The eye-care hospital is seeking to raise at least $30
million to build the new facility on South Ninth Street properties beside its
main building at Walnut Street, chief executive officer Joseph P. Bilson said
in a statement.
"This area has become a very vibrant center for
health care and academic medicine," Bilson said. "We are hoping to
offer even more services."
The new building would be the latest life-science
facility in an area dominated by medical institutions including Thomas
Jefferson University, one of the city's biggest employers.
The proposed development site consists of nine properties
acquired by Wills affiliates between 1992 and 2014 for about $2.5 million,
according to city records. Three were deeded for $1 each in 1994.
Five of the buildings were cited by the Department of
Licenses and Inspections in March and August 2015 for safety violations
including missing bricks and bulging and fractured walls.
Wills Eye spokeswoman Cathy Moss said the safety issues
had been addressed or were being resolved.
She offered no further details about the expansion plans,
which she said were "still evolving."
"We have a lot of wonderful things going on here,
and in order to advance our scientific pursuits, we need more space," she
said. The hospital offers pediatric and adult ophthalmology.
The hospital, which treats 300,000 patients a year, was
ranked the country's second-best hospital for adult ophthalmology (after
Miami's Bascom Palmer Eye Institute-Anne Bates Leach Eye Hospital) in U.S. News
& World Report's Best Hospitals 2014-15 rankings.

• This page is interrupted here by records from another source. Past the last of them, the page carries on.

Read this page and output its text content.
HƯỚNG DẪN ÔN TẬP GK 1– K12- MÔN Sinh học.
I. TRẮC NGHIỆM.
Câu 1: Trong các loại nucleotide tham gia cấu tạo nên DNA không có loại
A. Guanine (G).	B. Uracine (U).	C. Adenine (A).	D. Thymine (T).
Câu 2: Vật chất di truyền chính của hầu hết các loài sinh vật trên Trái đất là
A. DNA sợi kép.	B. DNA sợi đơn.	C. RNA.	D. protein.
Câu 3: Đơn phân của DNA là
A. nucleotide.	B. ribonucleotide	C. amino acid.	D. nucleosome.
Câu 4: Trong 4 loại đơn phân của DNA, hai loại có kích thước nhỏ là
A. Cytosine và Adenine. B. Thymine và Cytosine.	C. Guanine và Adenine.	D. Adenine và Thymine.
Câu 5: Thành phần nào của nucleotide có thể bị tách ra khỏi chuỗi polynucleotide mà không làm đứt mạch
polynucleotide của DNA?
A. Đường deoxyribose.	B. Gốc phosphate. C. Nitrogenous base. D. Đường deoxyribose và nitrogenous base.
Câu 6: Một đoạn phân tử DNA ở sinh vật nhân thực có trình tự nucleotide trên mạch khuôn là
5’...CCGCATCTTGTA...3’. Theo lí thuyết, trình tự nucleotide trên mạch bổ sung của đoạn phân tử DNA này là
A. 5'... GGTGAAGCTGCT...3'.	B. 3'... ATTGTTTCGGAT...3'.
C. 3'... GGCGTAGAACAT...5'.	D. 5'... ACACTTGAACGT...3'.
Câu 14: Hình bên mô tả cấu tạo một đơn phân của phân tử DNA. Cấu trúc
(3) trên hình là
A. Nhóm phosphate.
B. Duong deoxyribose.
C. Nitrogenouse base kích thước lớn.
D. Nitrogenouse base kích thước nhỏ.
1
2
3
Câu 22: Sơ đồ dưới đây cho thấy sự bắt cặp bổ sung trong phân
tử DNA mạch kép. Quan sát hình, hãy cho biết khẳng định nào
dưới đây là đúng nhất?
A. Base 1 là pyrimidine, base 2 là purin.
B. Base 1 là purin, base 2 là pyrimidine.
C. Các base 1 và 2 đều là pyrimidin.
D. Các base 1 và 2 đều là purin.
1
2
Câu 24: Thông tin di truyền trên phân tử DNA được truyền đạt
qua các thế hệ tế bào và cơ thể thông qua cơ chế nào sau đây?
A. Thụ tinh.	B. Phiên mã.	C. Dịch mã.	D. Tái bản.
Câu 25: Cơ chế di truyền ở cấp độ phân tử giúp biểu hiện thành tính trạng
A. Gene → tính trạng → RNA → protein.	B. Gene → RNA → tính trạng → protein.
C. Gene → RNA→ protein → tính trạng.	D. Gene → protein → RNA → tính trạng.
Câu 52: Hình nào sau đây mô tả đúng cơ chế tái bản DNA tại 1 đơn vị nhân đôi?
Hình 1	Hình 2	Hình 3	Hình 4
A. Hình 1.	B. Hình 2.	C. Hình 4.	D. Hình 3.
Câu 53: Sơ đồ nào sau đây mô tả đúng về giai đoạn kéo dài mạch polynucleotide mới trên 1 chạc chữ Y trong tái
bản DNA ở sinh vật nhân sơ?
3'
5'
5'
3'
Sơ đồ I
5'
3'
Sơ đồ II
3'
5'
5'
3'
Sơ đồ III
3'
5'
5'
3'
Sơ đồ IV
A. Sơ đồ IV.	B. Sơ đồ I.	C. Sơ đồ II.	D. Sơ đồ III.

Wills physicians offer advanced procedures, such as
cataract surgery using computer-guided lasers and macular degeneration
treatments involving telescopic lens implants.
Hospital consultant Alan Zuckerman, chairman of Veralon
Partners Inc. in Philadelphia, said expansion needs at Wills were probably
based on its success attracting grants to study promising treatments and its
expertise in deploying established ones.
"It's very nice to have pretty, brand-new
facilities, but you have to pay for them," Zuckerman said. "It's hard
to imagine they'd be looking to expand to that degree if they didn't have the
research profile and the patient demand to support that."